Even though platinum (Pt) and iridium/ruthenium (Ir/Ru) based materials have been acknowledged as brilliant electrocatalysts for the ORR and OER, respectively, their scarcity, high-cost and poor stability have hampered they from large-scale applications. Therefore, it is greatly important and highly desirable to develop high-performance and cost-effective alternatives of conventional noble-metals as bifunctional catalysts for both ORR and OER. Alternative materials based on non-noble metals have been intensively explored as the cost-effective bifunctional oxygen catalysts, comprising carbon-based materials, transition-metal oxides/sulfides/hydroxides and their hybrids. Among all the available alternatives, the carbon-based catalysts are the most investigated ones owing to low-cost, excellent electrical conductivity and attractive synergetic effects between carbon and other components. Despite this there has been promising progress, several major challenges are still present in the development of desired carbon-based bifunctional catalysts: (i) The adsorption-desorption behaviors of oxygen species and the accurate reaction mechanism of OER on carbon surface are not clear; (ii) carbon-based materials generally are electrochemically unstable under the harsh OER condition with the unavoidable carbon corrosion. (iii) The precise control of carbon micro/nanostructure for exposing more catalytically active-sites and obtaining high specific-surface-area still needs more investigation. Therefore, there is still a long way in applying these promising carbon-based materials to the practical Zn-air batteries, for which important breakthroughs are highly expected.
We welcome the submission of full research papers, reviews and perspectives on themes which may include, but are not limited to:
• Novel design of carbon-based materials for the ORR and/or OER.
• Optimization of structure and composition of carbon-based oxygen electrocatalysts.
• New understanding of electrocatalytic mechanism of carbon-based electrocatalysts for the ORR/OER based on theoretical and experimental approaches.
• The potential application of carbon-based materials in metal-air batteries.
• Theoretical work on carbon-based materials for oxygen electrocatalysis.

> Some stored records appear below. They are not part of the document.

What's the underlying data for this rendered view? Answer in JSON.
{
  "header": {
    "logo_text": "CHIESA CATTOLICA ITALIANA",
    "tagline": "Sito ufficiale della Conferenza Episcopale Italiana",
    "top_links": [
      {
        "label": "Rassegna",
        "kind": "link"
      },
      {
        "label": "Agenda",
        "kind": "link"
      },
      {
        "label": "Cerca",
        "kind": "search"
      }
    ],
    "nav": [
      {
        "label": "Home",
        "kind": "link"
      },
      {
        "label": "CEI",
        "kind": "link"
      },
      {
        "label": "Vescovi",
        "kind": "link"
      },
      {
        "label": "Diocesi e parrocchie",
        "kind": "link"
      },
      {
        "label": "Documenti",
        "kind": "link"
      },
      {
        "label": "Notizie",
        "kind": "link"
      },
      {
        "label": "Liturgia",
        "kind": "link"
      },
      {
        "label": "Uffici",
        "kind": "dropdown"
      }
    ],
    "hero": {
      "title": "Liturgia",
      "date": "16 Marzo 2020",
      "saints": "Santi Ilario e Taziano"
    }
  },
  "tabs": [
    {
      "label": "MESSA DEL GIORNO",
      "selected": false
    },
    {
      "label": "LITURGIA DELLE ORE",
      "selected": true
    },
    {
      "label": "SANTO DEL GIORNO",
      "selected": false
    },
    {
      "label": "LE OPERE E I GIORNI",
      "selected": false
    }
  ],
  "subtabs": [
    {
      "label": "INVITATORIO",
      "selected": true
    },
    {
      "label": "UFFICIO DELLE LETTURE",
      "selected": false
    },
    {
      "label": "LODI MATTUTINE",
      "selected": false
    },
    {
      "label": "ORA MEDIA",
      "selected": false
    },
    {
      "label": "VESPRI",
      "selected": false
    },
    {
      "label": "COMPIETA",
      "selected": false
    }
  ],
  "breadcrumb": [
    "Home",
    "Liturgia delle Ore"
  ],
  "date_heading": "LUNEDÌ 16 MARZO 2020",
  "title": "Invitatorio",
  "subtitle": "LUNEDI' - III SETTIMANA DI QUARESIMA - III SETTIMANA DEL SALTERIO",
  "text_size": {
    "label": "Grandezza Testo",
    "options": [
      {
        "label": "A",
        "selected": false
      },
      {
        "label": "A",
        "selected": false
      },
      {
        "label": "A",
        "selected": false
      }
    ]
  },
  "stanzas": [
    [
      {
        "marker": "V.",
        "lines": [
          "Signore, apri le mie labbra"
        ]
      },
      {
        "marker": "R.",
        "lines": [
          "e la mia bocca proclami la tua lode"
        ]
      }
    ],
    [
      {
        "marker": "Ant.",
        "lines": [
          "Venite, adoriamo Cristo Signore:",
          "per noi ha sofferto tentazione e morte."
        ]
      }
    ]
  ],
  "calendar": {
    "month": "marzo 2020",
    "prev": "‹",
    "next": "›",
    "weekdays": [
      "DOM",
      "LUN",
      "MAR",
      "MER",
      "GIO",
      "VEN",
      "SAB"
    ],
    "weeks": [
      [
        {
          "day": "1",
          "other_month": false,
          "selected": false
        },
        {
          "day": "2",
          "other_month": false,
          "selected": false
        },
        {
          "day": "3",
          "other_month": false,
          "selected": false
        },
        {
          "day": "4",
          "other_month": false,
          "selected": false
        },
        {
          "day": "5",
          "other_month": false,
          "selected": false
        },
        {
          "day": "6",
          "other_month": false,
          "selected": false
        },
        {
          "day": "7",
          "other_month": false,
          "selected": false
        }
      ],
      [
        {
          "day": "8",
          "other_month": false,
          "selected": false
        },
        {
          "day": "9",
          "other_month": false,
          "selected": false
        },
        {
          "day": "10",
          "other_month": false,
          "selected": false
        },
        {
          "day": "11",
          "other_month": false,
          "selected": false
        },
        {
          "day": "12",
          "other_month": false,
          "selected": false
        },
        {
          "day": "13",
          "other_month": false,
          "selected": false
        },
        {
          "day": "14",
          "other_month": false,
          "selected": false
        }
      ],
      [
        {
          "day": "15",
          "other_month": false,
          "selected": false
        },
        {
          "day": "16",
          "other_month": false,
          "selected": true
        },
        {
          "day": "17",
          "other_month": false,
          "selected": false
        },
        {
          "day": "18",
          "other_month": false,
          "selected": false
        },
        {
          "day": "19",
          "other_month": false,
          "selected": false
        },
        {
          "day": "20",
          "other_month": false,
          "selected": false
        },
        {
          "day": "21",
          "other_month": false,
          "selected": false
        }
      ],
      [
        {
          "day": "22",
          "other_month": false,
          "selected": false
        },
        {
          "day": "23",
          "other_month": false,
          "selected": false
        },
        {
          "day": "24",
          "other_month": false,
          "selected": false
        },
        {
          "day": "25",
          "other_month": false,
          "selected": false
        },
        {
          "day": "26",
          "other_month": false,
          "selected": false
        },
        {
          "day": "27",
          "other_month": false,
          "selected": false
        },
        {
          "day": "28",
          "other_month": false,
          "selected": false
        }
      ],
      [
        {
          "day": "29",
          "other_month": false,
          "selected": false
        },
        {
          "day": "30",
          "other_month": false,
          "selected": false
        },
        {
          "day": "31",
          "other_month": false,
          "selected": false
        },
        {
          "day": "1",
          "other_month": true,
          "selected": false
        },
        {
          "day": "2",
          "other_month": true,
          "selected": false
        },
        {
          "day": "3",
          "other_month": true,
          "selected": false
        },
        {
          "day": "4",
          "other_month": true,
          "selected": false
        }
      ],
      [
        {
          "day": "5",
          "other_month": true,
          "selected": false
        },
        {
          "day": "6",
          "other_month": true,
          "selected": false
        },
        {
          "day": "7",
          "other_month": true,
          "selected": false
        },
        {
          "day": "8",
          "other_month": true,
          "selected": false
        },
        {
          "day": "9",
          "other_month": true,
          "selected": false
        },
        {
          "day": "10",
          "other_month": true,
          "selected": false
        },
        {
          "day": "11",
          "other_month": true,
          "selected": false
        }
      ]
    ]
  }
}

Keywords: Electrocatalysts, Carbon-Based materials, Oxygen reduction reaction, Oxygen-evolution reaction, Metal-air batteries
Important Note: All contributions to this Research Topic must be within the scope of the section and journal to which they are submitted, as defined in their mission statements. Frontiers reserves the right to guide an out-of-scope manuscript to a more suitable section or journal at any stage of peer review.